Differential Diagnoses
Other Problems to Be Considered
Establishing the diagnosis of acute uric acid nephropathy is sometimes complicated by the variety of nephrotoxic drugs, radiographic studies, and associated clinical problems often observed during the early presentation of malignancies. Dehydration, contrast nephropathy, and acute tubular necrosis caused by nephrotoxic drugs or sepsis-related renal failure must be considered in this high-risk population.
Renal complications associated with malignancies that may result in the sudden cessation of kidney function include hypercalcemia; tumor infiltration of the kidneys, ureter, or bladder; and the monoclonal gammopathies, which may cause a myeloma-type kidney disorder. In addition, chemotherapeutic agents may produce nephropathy with a secondary elevation of urate levels. Other causes of elevated urate levels are preexisting renal failure and drugs, including diuretics, salicylates (<2 g/d), ethambutol, pyrazinamide, vitamin A, cyclosporine, and tacrolimus.

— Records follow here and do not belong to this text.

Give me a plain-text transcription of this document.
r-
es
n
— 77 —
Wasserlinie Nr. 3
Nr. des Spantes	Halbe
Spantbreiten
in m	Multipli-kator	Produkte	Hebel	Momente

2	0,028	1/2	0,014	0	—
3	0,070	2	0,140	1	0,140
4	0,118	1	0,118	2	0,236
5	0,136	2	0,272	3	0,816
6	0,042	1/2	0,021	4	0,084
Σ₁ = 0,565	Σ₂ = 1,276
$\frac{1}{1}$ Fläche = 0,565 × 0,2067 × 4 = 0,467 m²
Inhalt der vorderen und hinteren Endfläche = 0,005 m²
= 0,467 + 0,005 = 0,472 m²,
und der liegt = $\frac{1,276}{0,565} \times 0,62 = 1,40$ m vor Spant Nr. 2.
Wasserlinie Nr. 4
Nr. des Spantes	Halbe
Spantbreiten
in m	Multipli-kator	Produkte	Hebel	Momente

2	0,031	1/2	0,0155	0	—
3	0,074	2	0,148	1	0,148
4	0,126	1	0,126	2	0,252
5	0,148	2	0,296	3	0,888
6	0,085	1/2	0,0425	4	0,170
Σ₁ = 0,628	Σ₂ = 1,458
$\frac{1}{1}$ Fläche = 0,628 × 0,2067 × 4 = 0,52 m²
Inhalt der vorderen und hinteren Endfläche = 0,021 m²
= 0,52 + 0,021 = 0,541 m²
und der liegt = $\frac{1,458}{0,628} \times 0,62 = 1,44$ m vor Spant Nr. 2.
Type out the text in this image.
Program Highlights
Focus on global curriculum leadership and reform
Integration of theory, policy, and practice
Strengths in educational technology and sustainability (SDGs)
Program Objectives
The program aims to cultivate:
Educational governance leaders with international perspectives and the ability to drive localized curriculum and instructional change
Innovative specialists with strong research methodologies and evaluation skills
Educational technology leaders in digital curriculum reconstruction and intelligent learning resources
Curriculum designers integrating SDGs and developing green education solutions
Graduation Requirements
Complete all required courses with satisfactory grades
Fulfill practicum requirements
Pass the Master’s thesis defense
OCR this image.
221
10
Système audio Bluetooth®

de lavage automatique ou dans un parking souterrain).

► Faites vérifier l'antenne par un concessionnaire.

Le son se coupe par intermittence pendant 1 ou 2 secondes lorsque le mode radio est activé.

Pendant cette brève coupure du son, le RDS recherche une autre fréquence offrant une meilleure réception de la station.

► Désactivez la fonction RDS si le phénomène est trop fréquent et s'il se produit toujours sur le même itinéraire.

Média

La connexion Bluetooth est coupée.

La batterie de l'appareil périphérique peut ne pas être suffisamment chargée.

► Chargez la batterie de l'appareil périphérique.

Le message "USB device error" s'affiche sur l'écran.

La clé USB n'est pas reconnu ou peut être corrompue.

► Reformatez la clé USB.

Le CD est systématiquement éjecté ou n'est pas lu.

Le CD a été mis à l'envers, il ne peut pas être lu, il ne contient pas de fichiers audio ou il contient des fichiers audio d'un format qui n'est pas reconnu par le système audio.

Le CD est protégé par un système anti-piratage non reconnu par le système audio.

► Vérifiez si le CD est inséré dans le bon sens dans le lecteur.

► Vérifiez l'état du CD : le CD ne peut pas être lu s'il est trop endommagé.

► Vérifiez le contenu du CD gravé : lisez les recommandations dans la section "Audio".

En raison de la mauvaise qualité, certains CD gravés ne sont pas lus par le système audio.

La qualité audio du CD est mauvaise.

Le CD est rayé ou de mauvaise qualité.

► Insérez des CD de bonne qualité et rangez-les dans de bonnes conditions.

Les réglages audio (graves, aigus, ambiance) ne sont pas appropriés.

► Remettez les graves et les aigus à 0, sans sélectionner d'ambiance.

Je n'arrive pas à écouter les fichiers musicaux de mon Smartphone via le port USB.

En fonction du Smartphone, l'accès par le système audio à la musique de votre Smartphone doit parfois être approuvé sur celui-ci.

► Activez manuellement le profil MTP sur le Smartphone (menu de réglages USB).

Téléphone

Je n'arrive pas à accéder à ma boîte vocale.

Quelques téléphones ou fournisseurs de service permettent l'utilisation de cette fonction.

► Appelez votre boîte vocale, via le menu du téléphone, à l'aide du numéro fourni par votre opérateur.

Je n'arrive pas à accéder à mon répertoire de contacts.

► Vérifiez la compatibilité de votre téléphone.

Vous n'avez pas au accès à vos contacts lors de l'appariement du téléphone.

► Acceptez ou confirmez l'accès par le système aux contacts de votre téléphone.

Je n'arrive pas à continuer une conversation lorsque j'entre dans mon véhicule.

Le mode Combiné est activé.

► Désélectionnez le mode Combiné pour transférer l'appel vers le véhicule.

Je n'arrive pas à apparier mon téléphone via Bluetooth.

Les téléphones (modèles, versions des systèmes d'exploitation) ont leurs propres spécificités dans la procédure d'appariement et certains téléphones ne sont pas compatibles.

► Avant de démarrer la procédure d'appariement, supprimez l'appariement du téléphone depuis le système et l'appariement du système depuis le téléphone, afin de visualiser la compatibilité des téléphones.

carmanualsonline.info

The differential diagnosis for chronic urate nephropathy includes alternative etiologies of chronic renal insufficiency, including diabetes, hypertension, atherosclerotic disease, and primary glomerular diseases. Environmental lead poisoning is another consideration in a patient with hypertension, gout, hyperuricemia, and chronic kidney disease.11
Other metabolic stone diseases can mimic uric acid nephrolithiasis, and hyperuricosuria is a known risk factor for calcium stone formation.
Related eMedicine topics:
Acute Tubular Necrosis [Nephrology]
Acute Tubular Necrosis [Pediatrics: General Medicine]
Lead Nephropathy
Workup
Laboratory Studies
* Hyperuricemia is an important finding; urate levels in the plasma often exceed 15 mg/dL and can peak as high as 50 mg/dL. However, tumor lysis syndrome in the context of normouricemia has been reported.13 Progressive azotemia and hyperphosphatemia are other important findings.
* An increased serum lactate dehydrogenase level is suggestive of a large tumor burden and correlates with risk.
* Urinalysis results are usually bland.
o Uric acid and sodium monourate crystals may be observed.
o Although variable, uric acid levels in the urine may be as high as 150-200 mg/dL.
* A random ratio of urinary uric acid to creatinine higher than 1 is also suggestive of acute uric acid nephropathy.
* A disproportionate elevation in serum uric acid levels also can be a diagnostic clue.
* Elevated serum and urinary uric acid levels correlate with the frequency of nephrolithiasis, and 50% of patients with serum uric acid levels greater than 13 mg/dL or urinary uric acid secretion higher than 1100 mg/d will form stones. Uric acid stones are radiolucent, and the urinary uric acid crystals are reddish-orange. Urate crystals have several forms but tend to be needle-shaped or flat, square plates; both are strongly birefringent.